Selon le rapport, la production agricole vivrière régionale a enregistré une progression de 6,1 % en 2024, tandis que les cultures destinées à l’exportation ont légèrement reculé de 0,5 %.

Au Bénin, la production vivrière a augmenté de 4,2 %, portée par les céréales et les légumes, alors que les cultures d’exportation ont connu une contraction de 2,5 %. En Côte d’Ivoire, l’agriculture d’exportation s’est repliée de 3,6 %, malgré la bonne tenue du cacao (+3,6 %) et du café (+53,8 %). En revanche, l’anacarde (-22,9 %) et la banane (-5,3 %) ont fortement chuté, reflétant les effets climatiques et la baisse de la demande. Au Mali, la campagne agricole 2024 a été marquée par une hausse de 10,7 % des cultures vivrières et une progression de 12,7 % des productions d’exportation, dominées par le coton. Au Togo, les estimations indiquent une hausse de 6,1 % des produits vivriers et une spectaculaire reprise des cultures d’exportation (+76,6 %), portée par le coton (+95 %), le café (+67,7 %) et le cacao (+43,1 %).

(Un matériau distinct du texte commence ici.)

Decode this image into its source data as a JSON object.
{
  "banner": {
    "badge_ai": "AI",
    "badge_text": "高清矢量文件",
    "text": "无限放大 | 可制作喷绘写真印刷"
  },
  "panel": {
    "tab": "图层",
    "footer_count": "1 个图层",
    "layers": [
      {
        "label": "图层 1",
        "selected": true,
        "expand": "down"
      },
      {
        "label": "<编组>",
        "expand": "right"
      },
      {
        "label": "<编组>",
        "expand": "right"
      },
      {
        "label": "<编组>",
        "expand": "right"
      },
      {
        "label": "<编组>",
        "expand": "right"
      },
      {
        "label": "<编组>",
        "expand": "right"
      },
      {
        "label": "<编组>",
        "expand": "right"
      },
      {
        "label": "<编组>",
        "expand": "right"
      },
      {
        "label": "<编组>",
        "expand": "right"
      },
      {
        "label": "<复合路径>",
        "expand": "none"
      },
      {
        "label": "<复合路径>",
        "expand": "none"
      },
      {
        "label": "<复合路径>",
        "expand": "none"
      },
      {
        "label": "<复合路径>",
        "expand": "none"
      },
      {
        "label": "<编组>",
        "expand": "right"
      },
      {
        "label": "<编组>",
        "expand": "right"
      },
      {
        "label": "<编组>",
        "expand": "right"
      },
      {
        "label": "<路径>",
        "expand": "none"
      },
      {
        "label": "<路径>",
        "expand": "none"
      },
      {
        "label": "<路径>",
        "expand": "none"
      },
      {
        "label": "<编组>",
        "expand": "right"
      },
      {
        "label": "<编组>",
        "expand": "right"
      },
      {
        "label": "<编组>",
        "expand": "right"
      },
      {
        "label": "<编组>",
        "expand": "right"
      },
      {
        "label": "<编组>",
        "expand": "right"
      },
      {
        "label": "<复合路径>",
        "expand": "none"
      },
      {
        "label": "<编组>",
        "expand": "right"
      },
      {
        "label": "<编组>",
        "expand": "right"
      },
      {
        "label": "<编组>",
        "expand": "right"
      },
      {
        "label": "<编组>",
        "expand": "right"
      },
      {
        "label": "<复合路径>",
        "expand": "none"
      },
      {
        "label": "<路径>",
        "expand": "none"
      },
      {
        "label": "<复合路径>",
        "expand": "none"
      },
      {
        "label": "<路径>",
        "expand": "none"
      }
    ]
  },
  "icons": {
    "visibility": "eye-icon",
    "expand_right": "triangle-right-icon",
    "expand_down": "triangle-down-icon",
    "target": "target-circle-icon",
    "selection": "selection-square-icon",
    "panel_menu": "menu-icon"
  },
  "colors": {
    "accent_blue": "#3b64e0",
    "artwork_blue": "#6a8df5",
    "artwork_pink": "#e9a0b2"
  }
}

Le rapport met en évidence des évolutions différenciées selon les pays de l’UEMOA au troisième trimestre 2025. En Côte d’Ivoire, l’activité industrielle a reculé de -3,7 %, pénalisée par la baisse des industries extractives et agroalimentaires. Toutefois, les performances du raffinage (+14,9 %) et de la chimie (+16,9 %) ont permis d’atténuer la contraction. Au Mali, la production industrielle s’est repliée de -4,9 %, en raison de l’absence de production de coton égrené et des contreperformances de la chimie (-34 %). La vigueur des activités aurifères (+91,3 %) a néanmoins limité l’ampleur du recul. Au Niger, l’évolution a été nettement plus favorable, avec une progression de +20,8 %. Cette dynamique a été soutenue par les mines (+27,8 %) et les industries manufacturières (+12,5 %). La production pétrolière a bondi de +29,1 %, malgré le repli marqué de l’uranium (-51,4 %) et du charbon (-45,2 %).

Le rapport souligne que le secteur du commerce et des services a affiché une bonne tenue au troisième trimestre 2025. En Côte d’Ivoire, l’indice général du chiffre d’affaires a progressé de 5,3 %, porté par la vigueur du commerce de détail et des services liés à l’automobile. Cette performance traduit une reprise de la consommation et une amélioration de l’activité commerciale. En Guinée-Bissau, l’indice du commerce et des services a enregistré une hausse de 2,7 %, soutenue par plusieurs branches : les textiles et habillement (+3,9 %), les matériaux de construction (+3,2 %) ainsi que les produits pétroliers (+3,1 %). Ces résultats témoignent d’une diversification des moteurs de croissance et d’une dynamique favorable dans les échanges commerciaux.